KNA: Juristisch steht eine Aufarbeitung der Bluttat noch aus. Gibt es dafür noch eine Chance?

Maier: Nach der überstürzten Generalamnestie von 1993 gab es immer wieder Appelle an die Regierung El Salvadors, den Fall neu aufzurollen - ohne Erfolg. Doch jetzt bestehen neue Aussichten. Seit Juni hat das Land zum ersten Mal eine Linksregierung. Präsident Mauricio Funes hat an der Jesuitenuniversität studiert und war mit Ellacuria persönlich verbunden. Die ermordeten Jesuiten erhalten zu ihrem 20. Todestag posthum eine hohe staatliche Auszeichnung. Das wäre früher undenkbar gewesen.

KNA: Ist die Erinnerung an die Ermordeten lebendig?

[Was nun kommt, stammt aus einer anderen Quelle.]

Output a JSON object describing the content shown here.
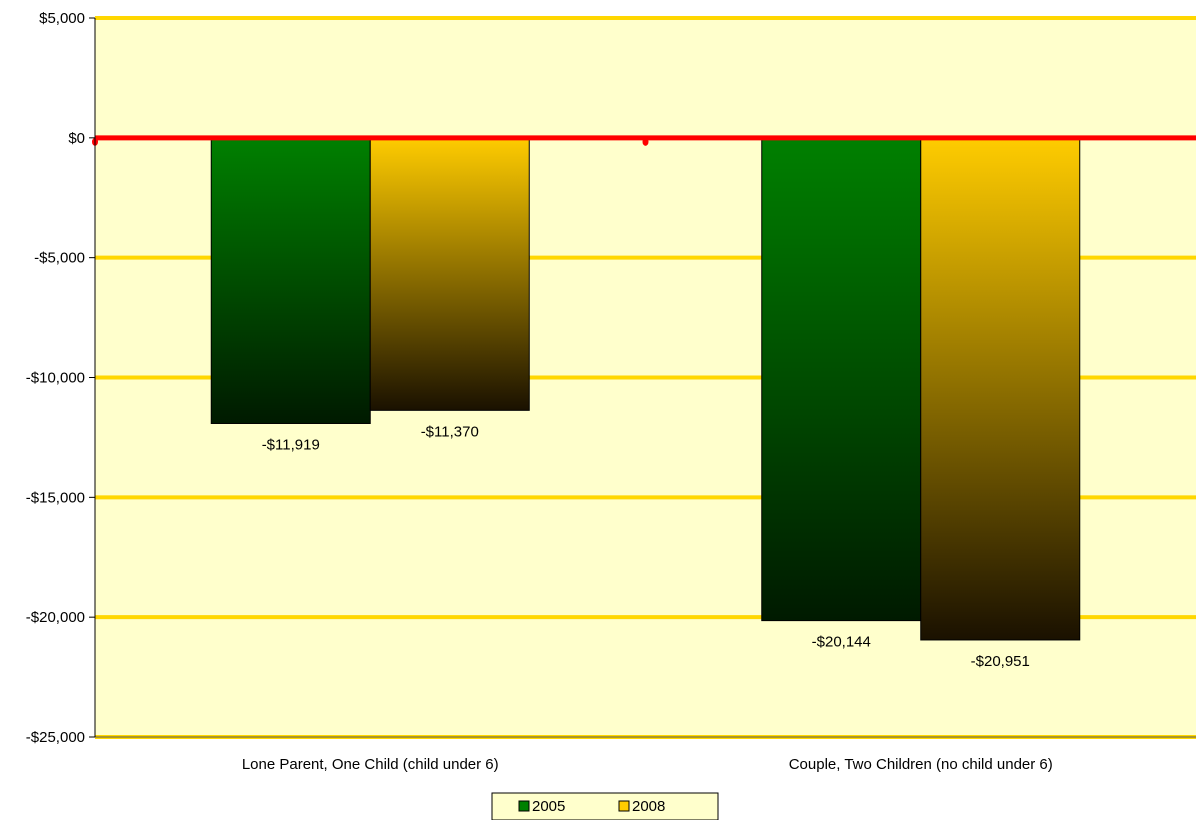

Maier: Jedes Jahr findet an ihrem Todestag eine Nacht des Gedenkens statt mit Gebeten, Liedern, Filmvorführungen. Da kommen mehr als 10.000 Menschen aus dem ganzen Land in die Universität. Dieses Jahr werden es noch mehr sein. Heute gibt es Städte, die die Namen der Ermordeten tragen. In ihnen wurden Bürgerkriegsflüchtlinge wiederangesiedelt.

KNA: Sie sind nach wie vor regelmäßig in San Salvador. Wie sehr berührt Sie das Geschehen vor 20 Jahren dort heute?

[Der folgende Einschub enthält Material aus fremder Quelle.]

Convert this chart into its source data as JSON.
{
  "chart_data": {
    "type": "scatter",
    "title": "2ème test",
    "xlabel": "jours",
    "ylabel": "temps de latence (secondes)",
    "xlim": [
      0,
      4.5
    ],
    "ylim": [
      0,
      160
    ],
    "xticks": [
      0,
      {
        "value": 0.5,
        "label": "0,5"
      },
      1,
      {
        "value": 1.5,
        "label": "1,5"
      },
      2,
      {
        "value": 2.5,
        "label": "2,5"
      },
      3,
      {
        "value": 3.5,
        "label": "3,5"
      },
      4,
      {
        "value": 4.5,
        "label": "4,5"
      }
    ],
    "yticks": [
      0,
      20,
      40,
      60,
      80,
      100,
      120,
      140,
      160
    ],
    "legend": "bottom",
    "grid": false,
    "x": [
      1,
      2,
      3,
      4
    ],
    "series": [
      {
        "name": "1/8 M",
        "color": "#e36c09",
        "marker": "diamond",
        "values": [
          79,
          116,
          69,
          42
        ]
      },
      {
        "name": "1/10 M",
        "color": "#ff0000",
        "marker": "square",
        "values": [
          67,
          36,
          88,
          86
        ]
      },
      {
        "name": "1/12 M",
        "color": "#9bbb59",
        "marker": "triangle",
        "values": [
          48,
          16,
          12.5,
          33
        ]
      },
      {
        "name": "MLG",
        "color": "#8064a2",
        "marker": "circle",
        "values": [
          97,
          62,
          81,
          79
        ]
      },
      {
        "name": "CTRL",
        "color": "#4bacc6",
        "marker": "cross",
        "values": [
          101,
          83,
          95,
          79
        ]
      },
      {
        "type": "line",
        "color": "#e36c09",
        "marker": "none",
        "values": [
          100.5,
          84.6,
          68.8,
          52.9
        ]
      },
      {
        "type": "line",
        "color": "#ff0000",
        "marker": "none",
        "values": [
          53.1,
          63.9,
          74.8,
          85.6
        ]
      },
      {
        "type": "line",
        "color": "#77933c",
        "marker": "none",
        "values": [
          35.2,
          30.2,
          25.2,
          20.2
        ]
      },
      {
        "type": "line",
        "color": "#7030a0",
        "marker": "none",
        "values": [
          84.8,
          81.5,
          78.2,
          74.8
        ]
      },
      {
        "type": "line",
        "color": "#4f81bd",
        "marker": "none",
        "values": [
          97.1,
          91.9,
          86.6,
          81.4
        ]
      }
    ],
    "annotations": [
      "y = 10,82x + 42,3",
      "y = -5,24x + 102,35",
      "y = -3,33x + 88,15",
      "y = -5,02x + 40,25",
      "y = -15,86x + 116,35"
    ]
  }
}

Maier: Wenn ich in San Salvador theologische Vorlesungen halte, führt der Weg von meinem Zimmer in den Hörsaal am Tatort vorbei. In dem Garten, wo meine Mitbrüder umgebracht wurden, blühen heute Rosen. In der Universitätskirche sind sie beerdigt. Insofern begleitet mich die Erinnerung an das, was geschehen ist, täglich.

Das ist aber nichts, was mich belastet oder traurig macht. Es inspiriert mich. Das gehört zum Geheimnis des Martyriums: dass es Same ist für engagiertes Christsein.

Das Interview führte Christoph Renzikowski.